Acquired from the above by the family of the present owner, January 1966.
Literature
B. Rau, Hans Arp: Die Reliefs, Oeuvre-Katalog, Stuttgart, 1981, p. 274, no. 571 (illustrated).
Exhibited
New York, Sidney Janis Gallery, Arp & Mondrian, January-March 1960, no. 11 (illustrated).
New York, Sidney Janis Gallery, Arp, April-May 1963, no. 34 (illustrated).

Lot Essay

We thank the Fondation Arp, Clamart, for their help cataloguing this work.

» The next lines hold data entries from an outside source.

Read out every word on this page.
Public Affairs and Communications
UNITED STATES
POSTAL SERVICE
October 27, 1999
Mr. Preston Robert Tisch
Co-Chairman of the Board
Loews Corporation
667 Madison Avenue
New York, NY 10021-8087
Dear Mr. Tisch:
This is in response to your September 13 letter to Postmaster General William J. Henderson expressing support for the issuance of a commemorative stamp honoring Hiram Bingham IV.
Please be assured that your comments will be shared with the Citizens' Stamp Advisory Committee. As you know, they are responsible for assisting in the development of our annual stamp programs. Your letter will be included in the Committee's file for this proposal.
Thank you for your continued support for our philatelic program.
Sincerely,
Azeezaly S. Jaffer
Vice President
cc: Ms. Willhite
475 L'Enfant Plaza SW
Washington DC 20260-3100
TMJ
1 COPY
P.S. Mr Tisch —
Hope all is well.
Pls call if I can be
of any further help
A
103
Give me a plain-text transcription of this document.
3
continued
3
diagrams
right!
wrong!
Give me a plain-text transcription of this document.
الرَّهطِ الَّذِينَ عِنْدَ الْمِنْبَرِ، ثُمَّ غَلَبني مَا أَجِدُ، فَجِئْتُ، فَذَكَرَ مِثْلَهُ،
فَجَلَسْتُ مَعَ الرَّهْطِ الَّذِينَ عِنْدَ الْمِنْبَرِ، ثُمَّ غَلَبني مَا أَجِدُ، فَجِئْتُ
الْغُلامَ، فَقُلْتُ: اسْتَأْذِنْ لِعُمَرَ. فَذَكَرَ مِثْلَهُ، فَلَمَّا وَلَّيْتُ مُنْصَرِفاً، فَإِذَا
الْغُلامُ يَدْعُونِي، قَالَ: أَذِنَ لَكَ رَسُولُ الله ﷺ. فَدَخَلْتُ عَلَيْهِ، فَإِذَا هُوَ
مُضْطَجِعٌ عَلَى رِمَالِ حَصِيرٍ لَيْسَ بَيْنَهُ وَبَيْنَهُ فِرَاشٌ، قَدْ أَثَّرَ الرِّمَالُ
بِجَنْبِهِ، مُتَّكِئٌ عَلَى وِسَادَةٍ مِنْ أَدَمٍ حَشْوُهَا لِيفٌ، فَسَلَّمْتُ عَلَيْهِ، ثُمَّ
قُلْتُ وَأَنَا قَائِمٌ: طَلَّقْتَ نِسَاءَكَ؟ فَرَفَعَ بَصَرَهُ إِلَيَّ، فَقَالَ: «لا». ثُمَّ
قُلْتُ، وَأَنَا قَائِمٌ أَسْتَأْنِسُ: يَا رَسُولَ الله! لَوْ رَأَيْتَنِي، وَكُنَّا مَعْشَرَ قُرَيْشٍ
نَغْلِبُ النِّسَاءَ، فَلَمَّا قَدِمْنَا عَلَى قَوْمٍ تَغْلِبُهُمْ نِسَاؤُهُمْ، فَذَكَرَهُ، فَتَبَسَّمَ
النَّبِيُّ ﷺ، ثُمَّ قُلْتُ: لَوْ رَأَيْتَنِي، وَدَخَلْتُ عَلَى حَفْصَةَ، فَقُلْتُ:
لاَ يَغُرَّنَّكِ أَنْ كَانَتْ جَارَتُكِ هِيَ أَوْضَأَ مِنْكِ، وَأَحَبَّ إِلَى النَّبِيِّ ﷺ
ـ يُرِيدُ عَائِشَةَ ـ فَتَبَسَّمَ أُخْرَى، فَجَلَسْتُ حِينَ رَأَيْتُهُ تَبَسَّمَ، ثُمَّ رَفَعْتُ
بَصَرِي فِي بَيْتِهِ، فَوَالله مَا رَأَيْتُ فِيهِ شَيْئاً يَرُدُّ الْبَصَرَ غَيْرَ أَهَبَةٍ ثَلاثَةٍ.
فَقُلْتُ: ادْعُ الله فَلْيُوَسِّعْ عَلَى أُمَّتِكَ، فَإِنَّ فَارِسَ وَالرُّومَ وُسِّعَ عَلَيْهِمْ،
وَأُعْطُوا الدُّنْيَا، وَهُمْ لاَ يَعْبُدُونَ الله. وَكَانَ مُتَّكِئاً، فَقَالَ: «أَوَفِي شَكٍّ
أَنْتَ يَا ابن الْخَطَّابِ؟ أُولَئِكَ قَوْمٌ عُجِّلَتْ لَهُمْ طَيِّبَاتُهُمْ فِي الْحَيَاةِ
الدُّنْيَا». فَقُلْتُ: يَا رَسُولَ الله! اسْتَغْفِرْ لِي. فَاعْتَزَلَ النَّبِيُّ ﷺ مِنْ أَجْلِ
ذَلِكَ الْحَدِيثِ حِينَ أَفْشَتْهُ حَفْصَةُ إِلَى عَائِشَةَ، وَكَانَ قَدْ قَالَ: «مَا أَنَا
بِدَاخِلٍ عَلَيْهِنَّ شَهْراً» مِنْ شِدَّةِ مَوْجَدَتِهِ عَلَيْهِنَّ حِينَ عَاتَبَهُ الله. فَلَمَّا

Consisting purely of simple forms derived, but not copied, from nature, Géométrie végétale conjures a magical world of natural growth held together through the unforced harmony of its composition. Arp's aesthetic aim was to "aspire to the spiritual, to a mystical reality" (quoted in Arp, exh. cat., The Museum of Modern Art, New York, 1958, p. 26). For Arp, spontaneity and chance were integral to his artistic process. Adopting semi-automatist strategies in the construction of his reliefs, Arp sought to develop an art which went beyond the constraints of rational thought, arranging and re-arranging the different raised elements according to chance and pure instinct alone. This devotion to chance was a crucial creative strategy for the Surrealists, highlighted as one of the defining principles of the movement in André Breton’s first Surrealist Manifesto of 1924. Discussing the way in which he allowed the unconscious laws of chance to determine the form and outcome of his work, Arp explained: "I allow myself to be guided by the work at the time of its birth, I have confidence in it. I don't reflect. The forms come, pleasing or strange, hostile, inexplicable, dumb or drowsy. They are born of themselves. It seems to me that I only have to move my hands. These lights, these shadows, that 'chance' sends us, should be welcomed by us with astonishment and gratitude. The 'chance,' for example, that guides our fingers...[and]...the forms that then take shape, give us access to mysteries, reveal to us the profound sources of life...Very often, the color which one selects blindly becomes the vibrant heart of the picture...It is sufficient to close one's eyes for the inner rhythm to pass into the hands with more purity. This transfer, this flux is still easier to control, to guide in a dark room. A great artist of the Stone Age knew how to conduct the thousands of voices that sang in him; he drew with his eyes turned inward" (quoted in Jours effeuillés: Poèmes, essais, souvenirs, 1920-1965, Zurich, 1963, pp. 435-436).